OK, I can certainly respect your desire to scrutinize the veracity of anyone's account. After all, it's why I am disregarding all media sources and all politically conflicted organizations. As for your initial scrutiny of eyewitnesses to the IDF opening fire, I can think of several reasons why I might do exactly as you did initially. My issue then becomes how you are not applying the exact same standards to Israel, i.e. you are committing a special pleading fallacy. You haven't responded to volsrock's OP in the exact same way, i.e. declaring that we shouldn't just be taking Israel's front organization (GFH) on their word, especially when they are obviously lying. Neither you nor I doubted the eyewitnesses (who we did not know) of the 2020 election stealing, who presented sworn affidavits, and here we have eyewitnesses for whom we have no reason to doubt (we don't know them either) ... and yet you imply that I should somehow immediately dismiss that eyewitness testimony and allow myself to be manipulated by Israel. Could you elaborate on why I should do that?

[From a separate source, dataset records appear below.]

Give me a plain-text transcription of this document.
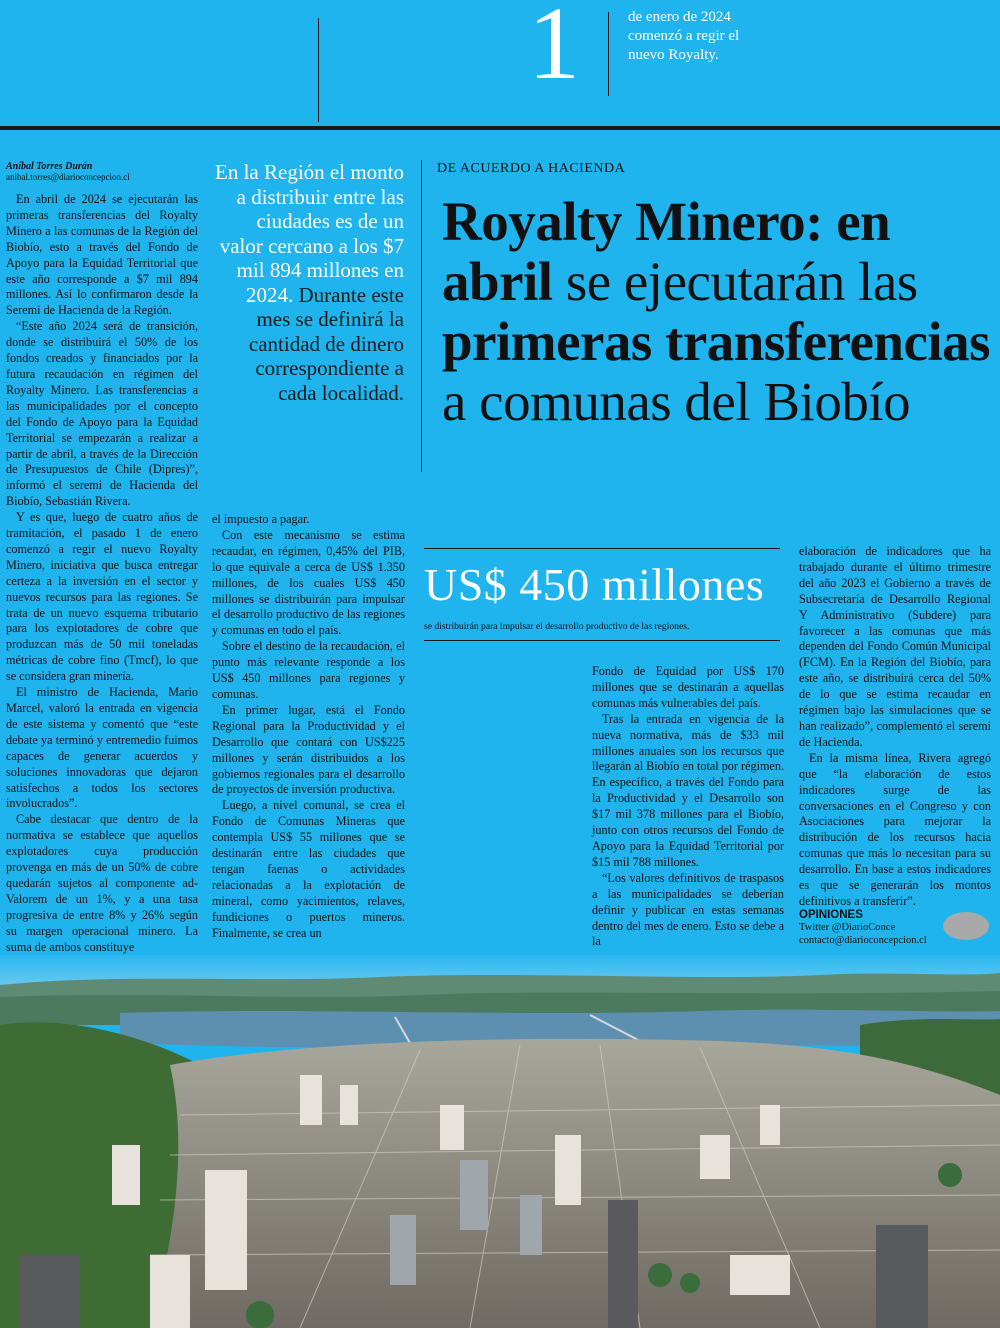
1	de enero de 2024 comenzó a regir el nuevo Royalty.
Aníbal Torres Durán
anibal.torres@diarioconcepcion.cl

En abril de 2024 se ejecutarán las primeras transferencias del Royalty Minero a las comunas de la Región del Biobío, esto a través del Fondo de Apoyo para la Equidad Territorial que este año corresponde a $7 mil 894 millones. Así lo confirmaron desde la Seremi de Hacienda de la Región.

“Este año 2024 será de transición, donde se distribuirá el 50% de los fondos creados y financiados por la futura recaudación en régimen del Royalty Minero. Las transferencias a las municipalidades por el concepto del Fondo de Apoyo para la Equidad Territorial se empezarán a realizar a partir de abril, a través de la Dirección de Presupuestos de Chile (Dipres)”, informó el seremi de Hacienda del Biobío, Sebastián Rivera.

Y es que, luego de cuatro años de tramitación, el pasado 1 de enero comenzó a regir el nuevo Royalty Minero, iniciativa que busca entregar certeza a la inversión en el sector y nuevos recursos para las regiones. Se trata de un nuevo esquema tributario para los explotadores de cobre que produzcan más de 50 mil toneladas métricas de cobre fino (Tmcf), lo que se considera gran minería.

El ministro de Hacienda, Mario Marcel, valoró la entrada en vigencia de este sistema y comentó que “este debate ya terminó y entremedio fuimos capaces de generar acuerdos y soluciones innovadoras que dejaron satisfechos a todos los sectores involucrados”.

Cabe destacar que dentro de la normativa se establece que aquellos explotadores cuya producción provenga en más de un 50% de cobre quedarán sujetos al componente ad-Valorem de un 1%, y a una tasa progresiva de entre 8% y 26% según su margen operacional minero. La suma de ambos constituye

En la Región el monto a distribuir entre las ciudades es de un valor cercano a los $7 mil 894 millones en 2024. Durante este mes se definirá la cantidad de dinero correspondiente a cada localidad.

el impuesto a pagar.

Con este mecanismo se estima recaudar, en régimen, 0,45% del PIB, lo que equivale a cerca de US$ 1.350 millones, de los cuales US$ 450 millones se distribuirán para impulsar el desarrollo productivo de las regiones y comunas en todo el país.

Sobre el destino de la recaudación, el punto más relevante responde a los US$ 450 millones para regiones y comunas.

En primer lugar, está el Fondo Regional para la Productividad y el Desarrollo que contará con US$225 millones y serán distribuidos a los gobiernos regionales para el desarrollo de proyectos de inversión productiva.

Luego, a nivel comunal, se crea el Fondo de Comunas Mineras que contempla US$ 55 millones que se destinarán entre las ciudades que tengan faenas o actividades relacionadas a la explotación de mineral, como yacimientos, relaves, fundiciones o puertos mineros. Finalmente, se crea un

DE ACUERDO A HACIENDA
Royalty Minero: en abril se ejecutarán las primeras transferencias a comunas del Biobío
US$ 450 millones
se distribuirán para impulsar el desarrollo productivo de las regiones.

Fondo de Equidad por US$ 170 millones que se destinarán a aquellas comunas más vulnerables del país.

Tras la entrada en vigencia de la nueva normativa, más de $33 mil millones anuales son los recursos que llegarán al Biobío en total por régimen. En específico, a través del Fondo para la Productividad y el Desarrollo son $17 mil 378 millones para el Biobío, junto con otros recursos del Fondo de Apoyo para la Equidad Territorial por $15 mil 788 millones.

“Los valores definitivos de traspasos a las municipalidades se deberían definir y publicar en estas semanas dentro del mes de enero. Esto se debe a la

elaboración de indicadores que ha trabajado durante el último trimestre del año 2023 el Gobierno a través de Subsecretaría de Desarrollo Regional Y Administrativo (Subdere) para favorecer a las comunas que más dependen del Fondo Común Municipal (FCM). En la Región del Biobío, para este año, se distribuirá cerca del 50% de lo que se estima recaudar en régimen bajo las simulaciones que se han realizado”, complementó el seremi de Hacienda.

En la misma línea, Rivera agregó que “la elaboración de estos indicadores surge de las conversaciones en el Congreso y con Asociaciones para mejorar la distribución de los recursos hacia comunas que más lo necesitan para su desarrollo. En base a estos indicadores es que se generarán los montos definitivos a transferir”.

OPINIONES
Twitter @DiarioConce
contacto@diarioconcepcion.cl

I totally get it. You are in the right to scrutinize to whatever extent you see fit. The problem comes when you simply reject eyewitness testimony for which you presently have no reason to doubt (you do not know Mohammed Abu Teaima) and automatically embrace the word of lying terrorists in mid-genocide.
That is my issue here. I do not question your right to doubt and to question. It's the double standard that is immedately problematic, and is what I am trying to ameliorate by focusing on eyewitnesses.
Why don't we discuss what the eyewitnesses say, and then discuss why we shouldn't believe them. I, for one, want to know if the reason I shouldn't trust eyewitnesses that are Arabs is because they are Arabs.